An effective gene therapy could free patients from the need to take chelation therapy drugs. Ultragenyx shared an update on its work to deliver those benefits after the markets closed Thursday, when the biotech provided an update on the first stage of its pivotal phase 1/2/3 Cyprus2+ study.
The first stage enrolled 15 patients into three sequential dosing cohorts and tracked them for at least 24 weeks. As of the cutoff in August, six patients had completely tapered off the standard-of-care chelators or zinc therapy. A seventh person had begun to taper as of the cutoff. Non-ceruloplasmin-bound copper had stabilized to normal, healthy levels in patients who had come off standard therapies.
Talking on an earnings call at the start of August, Ultragenyx CEO Emil Kakkis, M.D., Ph.D., said an effective Wilson gene therapy would need to get patients off standard of care and keep free copper and urinary copper excretion at a level that indicates they are detoxifying copper through the proper pathway.
As well as enabling people to taper, Kakkis wanted to “see some significant improvement in the majority of patients in copper distribution, that is ceruloplasmin-copper levels, which are generally very low” in the targeted patient population. Ultragenyx said “some patients” in the clinical trial had “increases in ceruloplasmin-copper activity consistent with improved ATP7b function.”

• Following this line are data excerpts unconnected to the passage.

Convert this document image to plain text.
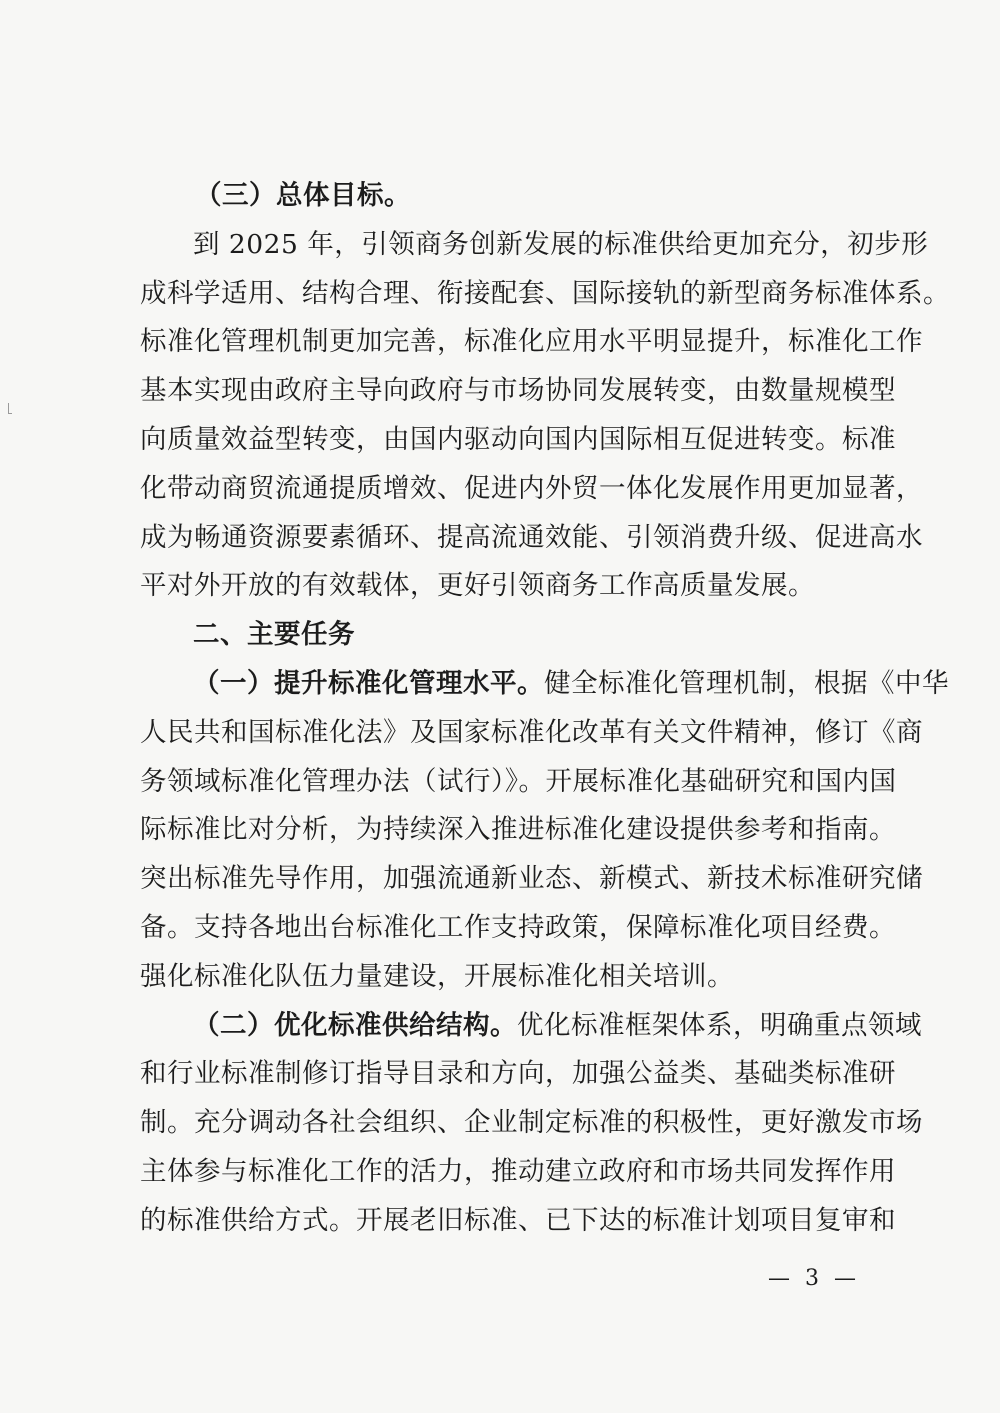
（三）总体目标。
到 2025 年，引领商务创新发展的标准供给更加充分，初步形
成科学适用、结构合理、衔接配套、国际接轨的新型商务标准体系。
标准化管理机制更加完善，标准化应用水平明显提升，标准化工作
基本实现由政府主导向政府与市场协同发展转变，由数量规模型
向质量效益型转变，由国内驱动向国内国际相互促进转变。标准
化带动商贸流通提质增效、促进内外贸一体化发展作用更加显著，
成为畅通资源要素循环、提高流通效能、引领消费升级、促进高水
平对外开放的有效载体，更好引领商务工作高质量发展。
二、主要任务
（一）提升标准化管理水平。健全标准化管理机制，根据《中华
人民共和国标准化法》及国家标准化改革有关文件精神，修订《商
务领域标准化管理办法（试行）》。开展标准化基础研究和国内国
际标准比对分析，为持续深入推进标准化建设提供参考和指南。
突出标准先导作用，加强流通新业态、新模式、新技术标准研究储
备。支持各地出台标准化工作支持政策，保障标准化项目经费。
强化标准化队伍力量建设，开展标准化相关培训。
（二）优化标准供给结构。优化标准框架体系，明确重点领域
和行业标准制修订指导目录和方向，加强公益类、基础类标准研
制。充分调动各社会组织、企业制定标准的积极性，更好激发市场
主体参与标准化工作的活力，推动建立政府和市场共同发挥作用
的标准供给方式。开展老旧标准、已下达的标准计划项目复审和
— 3 —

The efficacy data, coupled to absence of unexpected treatment-emergent adverse events and significant immunologic safety events, led the biotech to plan a protocol amendment intended to boost efficacy to the point most people come off standard therapy. Ultragenyx said it will “moderately” increase the dose and optimize the immunomodulation regimen.
Data on the new cohort will inform the second part of the study, when Ultragenyx will randomize people to receive placebo or the UX701 dose that looks most promising in stage one. The biotech will assess the safety and efficacy of UX701 after 52 weeks in the planned placebo-controlled portion of the study.